Kontakion of Great Martyr James of Persia Tone 2
Thou didst listen to thy wife and consider the judgment/ O courageous James./ Thou didst spurn the threats and commands of the Persians/ and thy body was pruned like a vine./ We praise thee; O noble Martyr.
From the Prolog:
James was born of Christian parents in the Persian city of Elapa (or Vilat), brought up in the Christian Faith and married to a Christian woman. The Persian King Yezdegeherd took a liking to James for his talents and skillfulness, and made him a noble at his court. Flattered by the king, James was deluded and began offering sacrifices to the idols that the king worshiped. His mother and wife learned of this, and wrote him a letter of reproach in which they grieved over him as an apostate and one who was spiritually dead. Yet, at the end of the letter, they begged him to repent and return to Christ. Moved by this letter, James repented bitterly, and courageously confessed his faith in Christ the Lord to the king. Angered, the king condemned him to death by a special torture: his entire body was to be cut up, piece by piece, until he breathed his last. The executioners fulfilled this command of the wicked king to the letter, and cut off James’s fingers, then his toes, his legs and arms, his shoulders, and finally his head. During every cutting, the repentant martyr gave thanks to God. A sweet-smelling fragrance, as of a cypress, emanated from the wounds. Thus, this wonderful man repented of his sin and presented his soul to Christ his God in the Kingdom of Heaven. James suffered in about the year 400. His head is to be found in Rome and a part of his relics in Portugal, where he is commemorated on May 22.

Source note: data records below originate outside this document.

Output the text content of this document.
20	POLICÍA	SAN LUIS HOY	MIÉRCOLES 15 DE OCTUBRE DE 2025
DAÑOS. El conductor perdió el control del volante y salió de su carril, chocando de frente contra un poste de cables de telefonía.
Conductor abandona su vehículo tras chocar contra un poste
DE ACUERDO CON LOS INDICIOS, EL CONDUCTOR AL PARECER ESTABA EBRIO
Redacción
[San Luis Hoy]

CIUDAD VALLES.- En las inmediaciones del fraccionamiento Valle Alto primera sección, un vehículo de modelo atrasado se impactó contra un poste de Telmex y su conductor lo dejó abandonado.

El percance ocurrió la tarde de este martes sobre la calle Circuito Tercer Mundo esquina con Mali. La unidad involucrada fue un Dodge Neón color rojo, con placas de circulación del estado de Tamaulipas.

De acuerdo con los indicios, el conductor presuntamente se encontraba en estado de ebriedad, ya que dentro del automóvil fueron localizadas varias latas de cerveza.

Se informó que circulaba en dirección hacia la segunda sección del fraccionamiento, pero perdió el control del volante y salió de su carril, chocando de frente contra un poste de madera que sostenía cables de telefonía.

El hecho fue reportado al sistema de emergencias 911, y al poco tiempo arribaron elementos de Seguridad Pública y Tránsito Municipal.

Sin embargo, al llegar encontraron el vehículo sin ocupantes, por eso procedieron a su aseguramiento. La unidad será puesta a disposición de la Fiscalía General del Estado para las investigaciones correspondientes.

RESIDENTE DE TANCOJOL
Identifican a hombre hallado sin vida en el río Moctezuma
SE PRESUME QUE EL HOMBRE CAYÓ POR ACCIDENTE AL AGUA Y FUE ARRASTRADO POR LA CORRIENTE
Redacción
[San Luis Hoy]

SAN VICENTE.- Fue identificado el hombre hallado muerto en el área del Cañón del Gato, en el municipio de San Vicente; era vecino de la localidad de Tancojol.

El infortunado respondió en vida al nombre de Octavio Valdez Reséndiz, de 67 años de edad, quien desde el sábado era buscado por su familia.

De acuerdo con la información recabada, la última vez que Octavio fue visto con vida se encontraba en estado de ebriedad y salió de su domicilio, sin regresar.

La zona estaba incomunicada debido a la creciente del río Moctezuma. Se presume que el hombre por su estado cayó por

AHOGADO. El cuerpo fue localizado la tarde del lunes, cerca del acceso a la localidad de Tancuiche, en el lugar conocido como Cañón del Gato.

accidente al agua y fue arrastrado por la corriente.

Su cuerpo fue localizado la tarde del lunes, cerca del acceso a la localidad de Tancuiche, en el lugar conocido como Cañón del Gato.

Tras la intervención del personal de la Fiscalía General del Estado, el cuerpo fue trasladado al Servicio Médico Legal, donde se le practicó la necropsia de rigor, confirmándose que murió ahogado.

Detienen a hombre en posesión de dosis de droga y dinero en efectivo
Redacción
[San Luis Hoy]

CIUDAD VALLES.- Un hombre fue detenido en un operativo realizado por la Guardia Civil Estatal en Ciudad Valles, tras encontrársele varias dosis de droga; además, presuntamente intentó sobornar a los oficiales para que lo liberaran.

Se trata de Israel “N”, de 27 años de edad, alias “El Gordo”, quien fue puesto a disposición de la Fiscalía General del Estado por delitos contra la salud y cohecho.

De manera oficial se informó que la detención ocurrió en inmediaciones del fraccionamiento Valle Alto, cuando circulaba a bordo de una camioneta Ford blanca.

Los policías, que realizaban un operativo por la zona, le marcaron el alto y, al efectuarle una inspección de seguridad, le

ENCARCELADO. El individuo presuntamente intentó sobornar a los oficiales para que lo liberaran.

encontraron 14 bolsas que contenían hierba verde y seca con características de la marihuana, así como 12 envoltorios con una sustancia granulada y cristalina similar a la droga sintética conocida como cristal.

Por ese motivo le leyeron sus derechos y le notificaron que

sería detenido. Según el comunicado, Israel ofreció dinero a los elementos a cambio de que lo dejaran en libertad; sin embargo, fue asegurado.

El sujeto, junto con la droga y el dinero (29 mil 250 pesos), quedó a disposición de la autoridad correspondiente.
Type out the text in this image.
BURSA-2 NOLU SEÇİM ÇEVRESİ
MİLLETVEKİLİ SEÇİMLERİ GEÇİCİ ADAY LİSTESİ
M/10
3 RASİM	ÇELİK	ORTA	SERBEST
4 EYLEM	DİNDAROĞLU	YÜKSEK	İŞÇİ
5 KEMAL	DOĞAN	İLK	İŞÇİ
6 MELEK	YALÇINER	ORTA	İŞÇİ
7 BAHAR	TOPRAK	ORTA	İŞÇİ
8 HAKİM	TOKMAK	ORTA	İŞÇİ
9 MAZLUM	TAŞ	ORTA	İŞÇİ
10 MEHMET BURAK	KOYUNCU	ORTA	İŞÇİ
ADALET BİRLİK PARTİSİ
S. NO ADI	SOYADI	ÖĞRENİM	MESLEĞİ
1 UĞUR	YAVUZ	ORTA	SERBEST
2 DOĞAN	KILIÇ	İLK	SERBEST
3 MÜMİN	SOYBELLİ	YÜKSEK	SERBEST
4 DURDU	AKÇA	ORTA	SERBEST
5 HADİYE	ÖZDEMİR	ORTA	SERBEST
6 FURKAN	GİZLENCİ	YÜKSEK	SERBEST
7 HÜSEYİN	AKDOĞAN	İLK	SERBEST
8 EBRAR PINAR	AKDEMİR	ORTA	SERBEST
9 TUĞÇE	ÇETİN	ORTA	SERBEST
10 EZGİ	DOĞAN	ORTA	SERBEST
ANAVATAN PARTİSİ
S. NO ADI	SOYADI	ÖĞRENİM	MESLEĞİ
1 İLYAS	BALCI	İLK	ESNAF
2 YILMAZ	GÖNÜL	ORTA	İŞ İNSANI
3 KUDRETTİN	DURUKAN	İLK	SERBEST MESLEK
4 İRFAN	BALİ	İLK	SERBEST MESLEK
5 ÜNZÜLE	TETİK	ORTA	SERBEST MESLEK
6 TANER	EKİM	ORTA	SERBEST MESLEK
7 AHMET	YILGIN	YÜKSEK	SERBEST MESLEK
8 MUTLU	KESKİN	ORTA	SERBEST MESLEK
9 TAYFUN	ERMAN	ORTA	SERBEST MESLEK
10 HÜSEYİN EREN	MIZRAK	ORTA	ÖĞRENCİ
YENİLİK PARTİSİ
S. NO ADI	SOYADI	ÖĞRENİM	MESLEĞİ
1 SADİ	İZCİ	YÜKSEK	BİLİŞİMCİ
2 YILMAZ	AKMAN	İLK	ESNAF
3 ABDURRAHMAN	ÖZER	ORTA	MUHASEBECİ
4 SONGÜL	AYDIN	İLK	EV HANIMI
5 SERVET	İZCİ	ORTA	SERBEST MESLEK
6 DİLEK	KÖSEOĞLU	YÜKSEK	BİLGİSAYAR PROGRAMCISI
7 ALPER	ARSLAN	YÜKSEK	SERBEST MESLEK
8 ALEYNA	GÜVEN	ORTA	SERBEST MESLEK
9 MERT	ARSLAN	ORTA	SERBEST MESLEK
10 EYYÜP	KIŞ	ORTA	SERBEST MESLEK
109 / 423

And this from the OCA website:
The Holy Great Martyr James the Persian (the Sawn-Asunder) was born in the fourth century into a pious Christian family, both wealthy and illustrious. His wife was also a Christian, and the couple raised their children in piety, inspiring in them a love for prayer and the Holy Scriptures. James occupied a high position at the court of the Persian emperor Izdegerd (399-420) and his successor Barakhranes (420-438). But on one of the military campaigns James, seduced by the emperor’s beneficence, was afraid to acknowledge himself a Christian, and so he offered sacrifice to idols with the emperor.
Learning of this, James’ mother and wife wrote him a letter, in which they rebuked him and urged him to repent. Receiving the letter, James realized the gravity of his sin. Faced with the horror of being cut off not only from his family, but also from God Himself, he began to weep loudly, imploring the Lord for forgiveness.
His fellow-soldiers, hearing him pray to the Lord Jesus Christ, reported this to the emperor. Under interrogation, St James bravely confessed his faith in the one True God. No amount of urging by the emperor could make him renounce Christ. The emperor then ordered the saint to be put to death.
They began to cut off his fingers and his toes one by one, then his hands and his feet, and then his arms and legs. During the prolonged torture St James offered prayers of thanksgiving to the Lord, Who had granted him the possibility of redemption from his sins by enduring these terrible torments. Finally, the martyr was beheaded. Christians gathered up the pieces of his body and buried them with great reverence.